Êtes-vous de ces personnes généreuses, disponibles, inquiètes des autres, prêtes à prendre parti pour les plus faibles dans les conflits? Êtes-vous des soutiens importants pour les personnes chères, au devant de leurs besoins, souvent en train d’aider, de conseiller, de trouver des solutions pour ceux qui en ont besoin? Avez-vous l’impression que vous avez un rôle à jouer avec vos proches pour empêcher les injustices qu’ils subissent, pour maintenir l’harmonie dans le clan? Vous sentez-vous coupable si vous ne le faites pas? Êtes-vous fatigués de tout ce que vous portez comme responsabilités envers les autres?

Peut-être êtes-vous prisonnier d’un rôle défensif : le sauveur!

Sauveur, qui es-tu?

Nos actes de bienveillance envers nos proches, nos enfants, nos amis ne sont pas toujours issus du fonctionnement de sauveur. Heureusement! La gentillesse, l’entraide, la générosité, etc. sont des qualités humaines qui naissent souvent d’élans du cœur tout à fait naturels et spontanés et elles doivent avoir une place de choix dans nos relations.

Or, les actions du sauveur, elles, sont compulsives et naissent d’un élan inconscient d’arrêter la souffrance, celle de l’autre, certes, mais dans le but caché d’apaiser la sienne!
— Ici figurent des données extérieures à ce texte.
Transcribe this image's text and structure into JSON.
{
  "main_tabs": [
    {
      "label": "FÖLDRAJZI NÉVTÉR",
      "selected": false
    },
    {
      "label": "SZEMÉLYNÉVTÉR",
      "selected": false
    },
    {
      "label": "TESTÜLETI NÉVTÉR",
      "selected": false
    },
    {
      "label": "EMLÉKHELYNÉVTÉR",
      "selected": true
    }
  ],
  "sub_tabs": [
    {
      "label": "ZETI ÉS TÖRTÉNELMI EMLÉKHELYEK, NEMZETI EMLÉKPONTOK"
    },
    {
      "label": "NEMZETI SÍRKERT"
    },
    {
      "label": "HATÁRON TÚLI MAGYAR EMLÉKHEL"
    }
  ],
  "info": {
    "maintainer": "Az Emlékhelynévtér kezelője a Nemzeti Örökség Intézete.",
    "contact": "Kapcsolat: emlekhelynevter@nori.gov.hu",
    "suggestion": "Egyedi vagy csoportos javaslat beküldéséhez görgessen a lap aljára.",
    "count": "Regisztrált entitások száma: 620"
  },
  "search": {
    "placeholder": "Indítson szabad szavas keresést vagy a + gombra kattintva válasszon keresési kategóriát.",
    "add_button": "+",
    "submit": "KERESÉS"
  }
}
La personne sauveur est incapable de supporter l’impuissance qu’elle ressent face aux inconforts des autres. Elle se sent responsable, le plus souvent à tort, des problèmes, défis, inconforts de ses proches et se donne elle-même le rôle de prendre en charge, materner, ménager, surprotéger, pour arrêter de souffrir. C’est elle-même qu’elle « sauve » à travers ces actes de bienveillance.

La personne qui endosse le rôle de sauveur, a compris, plus jeune, à tort ou à raison, que si elle prenait la responsabilité des problèmes des personnes importantes dans sa vie, si elle allégeait leur souffrance, elle gagnerait en échange la sécurité affective, l’amour, l’attention, l’importance, l’acceptation, la reconnaissance, l’écoute, etc., nourritures affectives essentielles pour tous les êtres humains. Cette compréhension des choses fait qu’elle se sent coupable de tout et a du mal à s’accorder de la valeur autrement qu’en s’occupant des autres. C’est donc pour faire taire son propre sentiment de culpabilité et sa souffrance de dévalorisation qu’elle « sauve », prend en charge et contrôle avant même d’écouter ce qu’elle ressent.

Aussi, le sauveur, face à la douleur d’un proche, manque de discernement et d’objectivité. Il ne distingue pas toujours un danger ou une injustice réelle subie par un être cher, d’une simple émotion désagréable, d’un défi difficile à relever, d’une conséquence déplaisante à assumer. Ainsi face à un enfant qui a mal ou qui est dans le pétrin, un parent-sauveur va chercher à faire disparaître sa douleur, à régler le problème à sa place et trouvera, au besoin, un coupable à juger et à blâmer. Malheureusement, ce comportement fait fréquemment naître un système de triangulation tout à fait malsain impliquant 3 personnes (ex. : père/mère/enfant) (frère/sœur/parent) (collègue/collègue/patron) (ami/ami/ami) ou 3 groupes de personnes (ex. :grands-parents, famille recomposée de l’ex-conjoint, personnel de l’école, etc.).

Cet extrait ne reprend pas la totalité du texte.